Jury selection begins in John Edwards trial

GREENSBORO

Edwards entered a Greensboro federal courtroom to face six criminal counts. He is accused of using about $1 million in undisclosed payments from campaign donors to cover up an affair during his 2008 White House bid. He has pleaded not guilty.

Edwards sat at the defense table as about 100 potential jurors filed into the Greensboro federal courtroom. U.S. District Judge Catherine C. Eagles asked Edwards to stand and face them. He smiled and nodded as the judge introduced him.

The 2004 Democratic vice presidential nominee had an affair with campaign videographer Rielle Hunter, eventually fathering a child. Prosecutors contend that Edwards used money from donors far in excess of legal campaign limits to keep the dalliance under wraps.

Following years of adamant public denials, Edwards acknowledged paternity of Hunter's daughter in 2010.

Much of the undisclosed money was funneled to Andrew Young, a close aide to Edwards who left the campaign and falsely claimed paternity of the senator's illegitimate child. Young and his wife invited the pregnant Hunter to live in their home near Chapel Hill and later travelled with her as tabloid reporters sought to expose the candidate's extramarital affair.

Young is expected to be a key witness for the prosecution. Hunter may testify as part of Edwards' defense.

"This is not a case about whether Mr. Edwards was a good husband or politician," the Judge Eagles said from the bench Thursday. "It's about whether he violated campaign finance laws."
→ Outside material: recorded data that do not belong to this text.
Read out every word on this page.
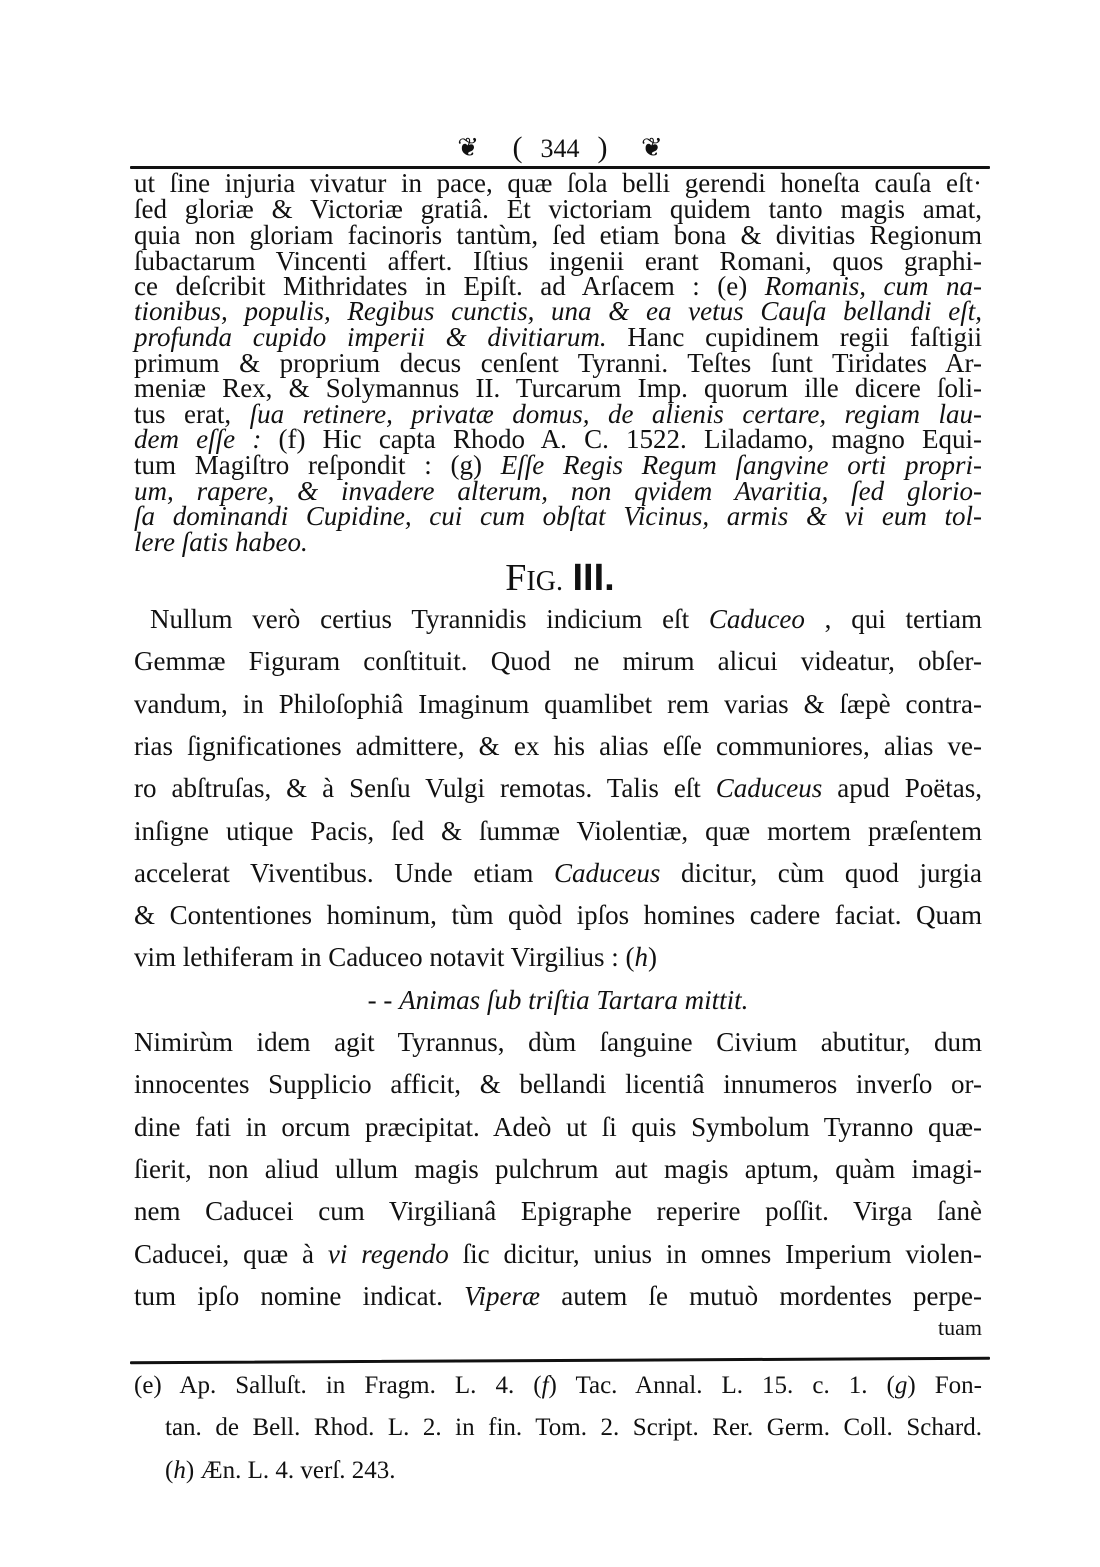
❦ ( 344 ) ❦
ut ſine injuria vivatur in pace, quæ ſola belli gerendi honeſta cauſa eſt·
ſed gloriæ & Victoriæ gratiâ. Et victoriam quidem tanto magis amat,
quia non gloriam facinoris tantùm, ſed etiam bona & divitias Regionum
ſubactarum Vincenti affert. Iſtius ingenii erant Romani, quos graphi-
ce deſcribit Mithridates in Epiſt. ad Arſacem : (e) Romanis, cum na-
tionibus, populis, Regibus cunctis, una & ea vetus Cauſa bellandi eſt,
profunda cupido imperii & divitiarum. Hanc cupidinem regii faſtigii
primum & proprium decus cenſent Tyranni. Teſtes ſunt Tiridates Ar-
meniæ Rex, & Solymannus II. Turcarum Imp. quorum ille dicere ſoli-
tus erat, ſua retinere, privatæ domus, de alienis certare, regiam lau-
dem eſſe : (f) Hic capta Rhodo A. C. 1522. Liladamo, magno Equi-
tum Magiſtro reſpondit : (g) Eſſe Regis Regum ſangvine orti propri-
um, rapere, & invadere alterum, non qvidem Avaritia, ſed glorio-
ſa dominandi Cupidine, cui cum obſtat Vicinus, armis & vi eum tol-
lere ſatis habeo.
FIG. III.
Nullum verò certius Tyrannidis indicium eſt Caduceo , qui tertiam
Gemmæ Figuram conſtituit. Quod ne mirum alicui videatur, obſer-
vandum, in Philoſophiâ Imaginum quamlibet rem varias & ſæpè contra-
rias ſignificationes admittere, & ex his alias eſſe communiores, alias ve-
ro abſtruſas, & à Senſu Vulgi remotas. Talis eſt Caduceus apud Poëtas,
inſigne utique Pacis, ſed & ſummæ Violentiæ, quæ mortem præſentem
accelerat Viventibus. Unde etiam Caduceus dicitur, cùm quod jurgia
& Contentiones hominum, tùm quòd ipſos homines cadere faciat. Quam
vim lethiferam in Caduceo notavit Virgilius : (h)
- - Animas ſub triſtia Tartara mittit.
Nimirùm idem agit Tyrannus, dùm ſanguine Civium abutitur, dum
innocentes Supplicio afficit, & bellandi licentiâ innumeros inverſo or-
dine fati in orcum præcipitat. Adeò ut ſi quis Symbolum Tyranno quæ-
ſierit, non aliud ullum magis pulchrum aut magis aptum, quàm imagi-
nem Caducei cum Virgilianâ Epigraphe reperire poſſit. Virga ſanè
Caducei, quæ à vi regendo ſic dicitur, unius in omnes Imperium violen-
tum ipſo nomine indicat. Viperæ autem ſe mutuò mordentes perpe-
tuam
(e) Ap. Salluſt. in Fragm. L. 4. (f) Tac. Annal. L. 15. c. 1. (g) Fon-
tan. de Bell. Rhod. L. 2. in fin. Tom. 2. Script. Rer. Germ. Coll. Schard.
(h) Æn. L. 4. verſ. 243.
Eagles emphasized the potential jurors' important role in the upcoming trial and ordered them not to tell anyone, even their families, that they had been called for the Edwards case. She also advised them to put out of their minds any media coverage they had seen and to ignore any legal dramas they might have seen on television, because such shows may mischaracterize the law or how a courtroom operates.

"You can watch Law & Order, Judge Judy, John Grisham; put it out of your mind," Eagles said. "I will tell you what the law is."

The jurors were then ushered to other parts of the courthouse to fill out lengthy written questionnaires. Their answers will be used to begin the selection process. A second batch of jurors is scheduled to come in the afternoon to follow the same process.

By next week, the large jury pool is to be winnowed down to 12 jurors and at least four alternate jurors expected to attend each day of the proceedings. Opening arguments are scheduled to begin April 22.

The trial is expected to last six weeks, though the judge warned it could go even longer.

"There are many ways that on TV justice is not realistic," she said. "One of those is that trials occur in an hour."

A key issue at the trial will be whether Edwards knew about the payments made on his behalf by his national campaign finance chairman, the late Texas lawyer Fred Baron, and campaign donor Rachel "Bunny" Mellon, an heiress and socialite who is now 101 years old. Both had already given Edwards' campaign the maximum $2,300 individual contribution allowed by federal law.

Edwards denies having known about the money, which paid for private jets, luxury hotels, and Hunter's medical care. Prosecutors will seek to prove he sought and directed the payments to cover up his affair, protect his public image as a "family man," and keep his presidential hopes viable.

If convicted, Edwards faces a maximum penalty of 30 years in prison and as much as $1.5 million in fines.